3 Juin 2013
[Soupirs]
De passé, de présent et d’avenir,
Les éclats ne sont que des soupirs.
A l’aube comme au crépuscule,
Tes rires semblent minuscules ;
Si intenses pourtant
Qu’ils en sont le déchirement.
Ce sang est d’une couleur si belle
Qu’on en peindrait les hirondelles.
Et le printemps serait la mort,
Au souffle si beau, si fort.
De passé, de présent et d’avenir,
Les éclats ne sont que des soupirs.
C’est l’été qui crache et se moque,
Le soleil qui paraît, alors glauque.
Ton cœur s’emballe, le mien aussi,
Dans cette spirale, ainsi je fuis.
Le chat noir devient panthère,
Treize hommes se retrouvent à terre.
De passé, de présent et d’avenir,
Les éclats ne sont que des soupirs.
Enfin, l’automne est seul, chantant
Sa mélancolie dans un désespoir navrant.
Les sœurs jumelles se quittent ;
Les arbres se taisent, ermites.
De passé, de présent et d’avenir,
Les éclats ne sont que des soupirs.
Hiver, blanc, noir, et gelé.
Cœur, amer et désespéré.
De passé, de présent et d’avenir,
Les éclats ne sont que des sourires ;
Moqueurs, craquelant, broyant les âmes ;
Loin des Enfers et de leurs douces flammes.
De passé, de présent et d’avenir,
Les éclats ne sont que des fous rires,
Qui jamais ne se taisent,
Et qui fauchent les vies ;
Et c’est ainsi que naissent les braises,
Ainsi que tout finit.
En termes d’ésotérisme, Soupirs est ce qui se faisait de mieux en 2013. Sur un coup de tête – ou plutôt un coup de plume – je posais une versification anarchique aux images presque trop nombreuses. Le propos reste flou et la création se situe sur cette mince frontière avec la poésie abstraite. Effectivement, c’est une création expérimentale, mais dans les tons “modernistes” le texte reste loin des incursions déstructurées qui explorent les extrêmes du genre. Nous voilà même à quelques lieues de mes propres créatures de Frankenstein comme L’Amour Antique qui naîtra bien plus tard. À résumer en quelques mots, on dirait : c’est le bordel, mais il y a pire.

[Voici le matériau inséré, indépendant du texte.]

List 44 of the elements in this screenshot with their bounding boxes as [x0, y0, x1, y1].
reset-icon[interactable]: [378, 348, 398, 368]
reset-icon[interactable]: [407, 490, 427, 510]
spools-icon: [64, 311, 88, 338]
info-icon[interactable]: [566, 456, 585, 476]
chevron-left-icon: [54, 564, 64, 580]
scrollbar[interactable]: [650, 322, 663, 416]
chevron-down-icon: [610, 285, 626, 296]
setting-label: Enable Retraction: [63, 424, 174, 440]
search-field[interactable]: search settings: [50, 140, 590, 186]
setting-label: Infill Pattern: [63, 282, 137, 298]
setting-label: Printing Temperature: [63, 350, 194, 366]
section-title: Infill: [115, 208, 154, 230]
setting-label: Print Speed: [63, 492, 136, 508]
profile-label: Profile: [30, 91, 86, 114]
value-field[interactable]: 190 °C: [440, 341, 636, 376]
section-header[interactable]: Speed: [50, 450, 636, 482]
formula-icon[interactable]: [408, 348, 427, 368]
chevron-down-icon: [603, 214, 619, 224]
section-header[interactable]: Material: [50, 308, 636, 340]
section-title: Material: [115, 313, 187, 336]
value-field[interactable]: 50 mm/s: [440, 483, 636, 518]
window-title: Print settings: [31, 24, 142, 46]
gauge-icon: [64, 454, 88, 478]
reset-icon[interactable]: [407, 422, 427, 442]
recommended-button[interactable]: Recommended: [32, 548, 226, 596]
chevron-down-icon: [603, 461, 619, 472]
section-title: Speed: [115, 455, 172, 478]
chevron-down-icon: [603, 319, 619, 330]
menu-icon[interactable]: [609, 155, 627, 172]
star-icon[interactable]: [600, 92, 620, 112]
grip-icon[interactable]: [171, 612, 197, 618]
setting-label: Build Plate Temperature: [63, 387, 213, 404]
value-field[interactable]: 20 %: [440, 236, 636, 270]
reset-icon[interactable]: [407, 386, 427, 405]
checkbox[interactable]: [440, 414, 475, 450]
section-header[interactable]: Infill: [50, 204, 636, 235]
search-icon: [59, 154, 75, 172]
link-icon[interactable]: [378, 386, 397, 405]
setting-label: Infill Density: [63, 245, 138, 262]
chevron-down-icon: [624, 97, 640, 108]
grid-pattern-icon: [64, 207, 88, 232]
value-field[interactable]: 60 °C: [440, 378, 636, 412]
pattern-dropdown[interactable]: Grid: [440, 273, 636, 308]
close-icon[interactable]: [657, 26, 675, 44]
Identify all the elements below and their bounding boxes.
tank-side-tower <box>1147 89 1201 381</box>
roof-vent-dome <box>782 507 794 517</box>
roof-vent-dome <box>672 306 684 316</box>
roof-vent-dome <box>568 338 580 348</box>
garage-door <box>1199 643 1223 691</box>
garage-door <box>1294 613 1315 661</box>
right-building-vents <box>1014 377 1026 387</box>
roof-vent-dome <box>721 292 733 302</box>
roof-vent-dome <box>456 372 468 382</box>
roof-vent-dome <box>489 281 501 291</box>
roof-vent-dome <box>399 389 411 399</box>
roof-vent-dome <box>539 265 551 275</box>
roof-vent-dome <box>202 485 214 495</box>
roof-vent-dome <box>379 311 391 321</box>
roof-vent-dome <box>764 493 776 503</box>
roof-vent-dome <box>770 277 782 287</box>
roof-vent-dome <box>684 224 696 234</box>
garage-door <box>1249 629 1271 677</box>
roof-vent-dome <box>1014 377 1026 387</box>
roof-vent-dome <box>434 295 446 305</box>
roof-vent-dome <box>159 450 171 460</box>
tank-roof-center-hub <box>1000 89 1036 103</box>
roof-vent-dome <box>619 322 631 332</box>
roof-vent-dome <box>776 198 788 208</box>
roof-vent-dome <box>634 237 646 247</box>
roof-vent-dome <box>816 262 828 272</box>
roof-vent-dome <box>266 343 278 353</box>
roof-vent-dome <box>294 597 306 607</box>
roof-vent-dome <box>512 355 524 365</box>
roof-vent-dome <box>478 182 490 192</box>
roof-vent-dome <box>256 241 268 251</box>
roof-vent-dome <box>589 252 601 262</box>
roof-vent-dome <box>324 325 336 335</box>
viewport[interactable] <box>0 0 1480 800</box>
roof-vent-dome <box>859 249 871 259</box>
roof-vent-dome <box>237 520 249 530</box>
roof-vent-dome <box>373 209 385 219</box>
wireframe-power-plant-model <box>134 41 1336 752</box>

Car ici, malgré tout, le but n’est pas de faire valoir la forme au sens. En dépit de ces enchaînements décousus d’images superstitieuses, le poème reste construit et dirigé. Déjà, à l’époque, le raccourcissement des strophes devait représenter la notion du temps qui se consume, ce dernier étant ici incarné par les saisons qui se succèdent. C’est là le principal ressort du texte. Les figures symboliques, elles sont là essentiellement pour construire l’atmosphère et appuyer l’ambiance glauque.
Alors, si on voulait tomber dans la masturbation intellectuelle, on pourrait aller jusqu’à dire que le mélange des symboliques religieuses et des croyances populaires (à la strophe 2) appuie l’insignifiance de toutes ces convictions devant l’existence d’un point de vue biologique. Il existe probablement des centaines de choses que ces vers peuvent vouloir dire de façon inconsciente. C’est le propre de l’abstrait : moins on en dit, plus on interprète. Cependant, je ne vous cacherai pas qu’à mes 16 ans, l’analyse n’était pas aussi poussée.
La volonté de produire un poème autour du thème de la fugacité de l’existence, de la vanité était déjà là et je peux affirmer que ce texte avait une pulsion créatrice et une direction. Ce n’était pas une série de rimes posées là par hasard, mais aller jusqu’à dire que tout a été réfléchi et millimétré pour évoquer tel ou tel raisonnement relèverait de la surinterprétation.
Au-delà du message principal qui se doit d’être transmis pour que le poème soit une réussite, libre à vous de voir ce que votre esprit développe. Le vécu et le ressenti de chacun peut amener une interprétation individuelle. C’est peut-être cette forme d’abstraction avec laquelle je suis le plus à l’aise. Contrairement à l’écriture plus classique qui nous dit où et comment regarder, mais à la différence de l’abstraction totale qui ne nous dit rien, peut-être que le meilleur point de vue est là, lorsqu’on nous dit où mais pas comment.